Overturned burkini ban anecdotal of growing racism, Islamophobia in France
After a ban on burkinis in France was tossed out by the country’s top administrative body, the topic of women’s religious clothing and their freedom to wear it remains an issue in France. But the flap over full-body swimwear is more than just about coverage – it’s become a central theme in the political sphere in the country that is growing increasingly intolerant of Islam. FSRN’s Khaled Sid Mohand has more from Paris.
The French “council of state” – the highest administrative authority in the country – overturned a ban on the burkini, the full body swimwear that has grown in popularity among mainly Muslim women. Three weeks ago, the Mayor of the southern coastal town of Villeneuve Loubet issued a burkini ban on area beaches – and 30 other towns quickly followed suit.

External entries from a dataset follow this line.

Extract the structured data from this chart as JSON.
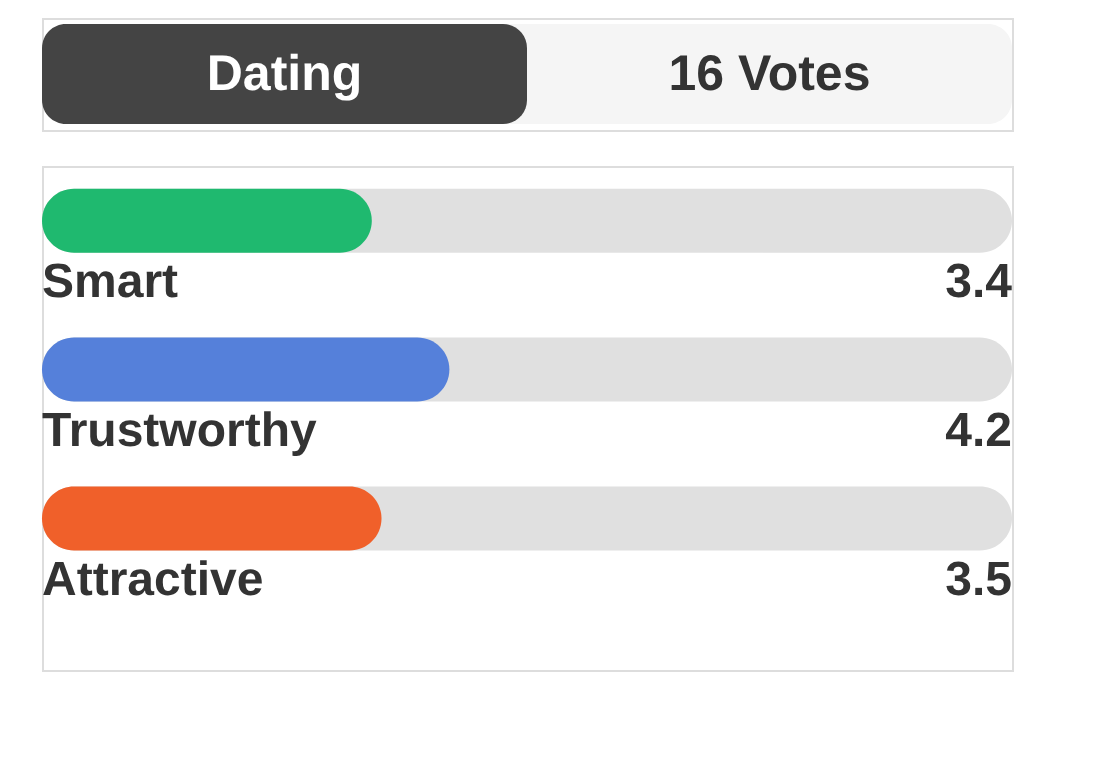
{
  "chart_data": {
    "type": "bar",
    "orientation": "horizontal",
    "title": "Dating",
    "subtitle": "16 Votes",
    "categories": [
      "Smart",
      "Trustworthy",
      "Attractive"
    ],
    "values": [
      3.4,
      4.2,
      3.5
    ],
    "colors": [
      "#1fb96f",
      "#5580da",
      "#f0602a"
    ],
    "xlim": [
      0,
      10
    ],
    "data_labels": true,
    "grid": false
  }
}
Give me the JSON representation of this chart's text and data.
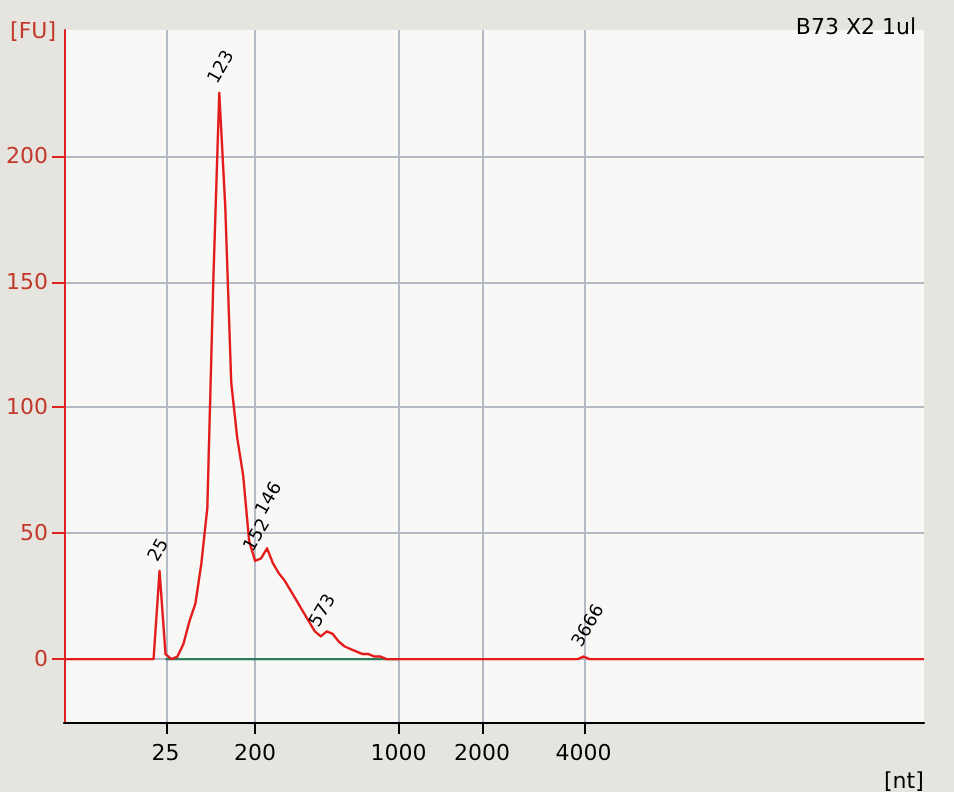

Patrice Spinozi is with the Human Rights League, the group that brought the challenge to the ban. Speaking on the state building steps, he reads from the judgment that says the ban seriously breached fundamental freedoms and impinged “on the principle of equality of citizens before the law, freedom of expression, freedom of conscience and freedom of movement.”
But despite the ruling, the debate is far from over and the swimwear issue is just an example of the political climate and social setting within which it is playing out.
According to recent polls, two-thirds of the French population support the ban. And the country’s former president, Nicholas Sarkozy – who has officially declared his intention to run in the next presidential election – has promised that should he win he’ll ban the full-face veil, known as the burqa or niqab.
“It is extremely troubling, because this has become a political instrument from the perspective of the next presidential elections,” says Michel Tubiana, former president of the Human Rights League. “The elections bring political competition, a competition of discrimination and stigmatization of our fellow Muslim citizens. And in the long term we might face a real problem of cohesion and civil peace.”
French Prime Minister Manuel Valls has reiterated his support for the bans, and all the right wing mayors who imposed similar restrictions have said they will not lift them.
Michele Sibony is a senior member of the Jewish Union for Peace. Sibony compares the current climate for Muslims in France to the 1930s when the Jewish community lived under rampant anti-Semitism.
“It is the elites who have spread this venom into the population for many years – so-called major journalists and intellectuals, along with French politicians fueling the hate,” Sibony says. “By arguing for this hate, people were inoculated with it, and there comes a time where a single match will be enough.”
To spark what?
“To spark what, we, the Jewish, call pogroms,” says Sibony.
So far, the burkini bans are clustered in the south of France, but the growing nationalism and Islamophobia is not. Forty-two-year-old Louisa just returned from the western beaches of Normandy, where she swam wearing a burkini. With no ban in place there, she wasn’t fined or forced to strip. But she felt uncomfortable by the stares as the polemic raged day after day. She’s concerned for her children’s future.
“I wish for them to find a good situation and a good job and now it’s sad to say, that that’s not in France,” Louisa explains. “Every day I tell them you have to be good at school. Why? So that you can choose what you want to do later, I wish you to go abroad and to discover another way of life, away from discrimination and racism.”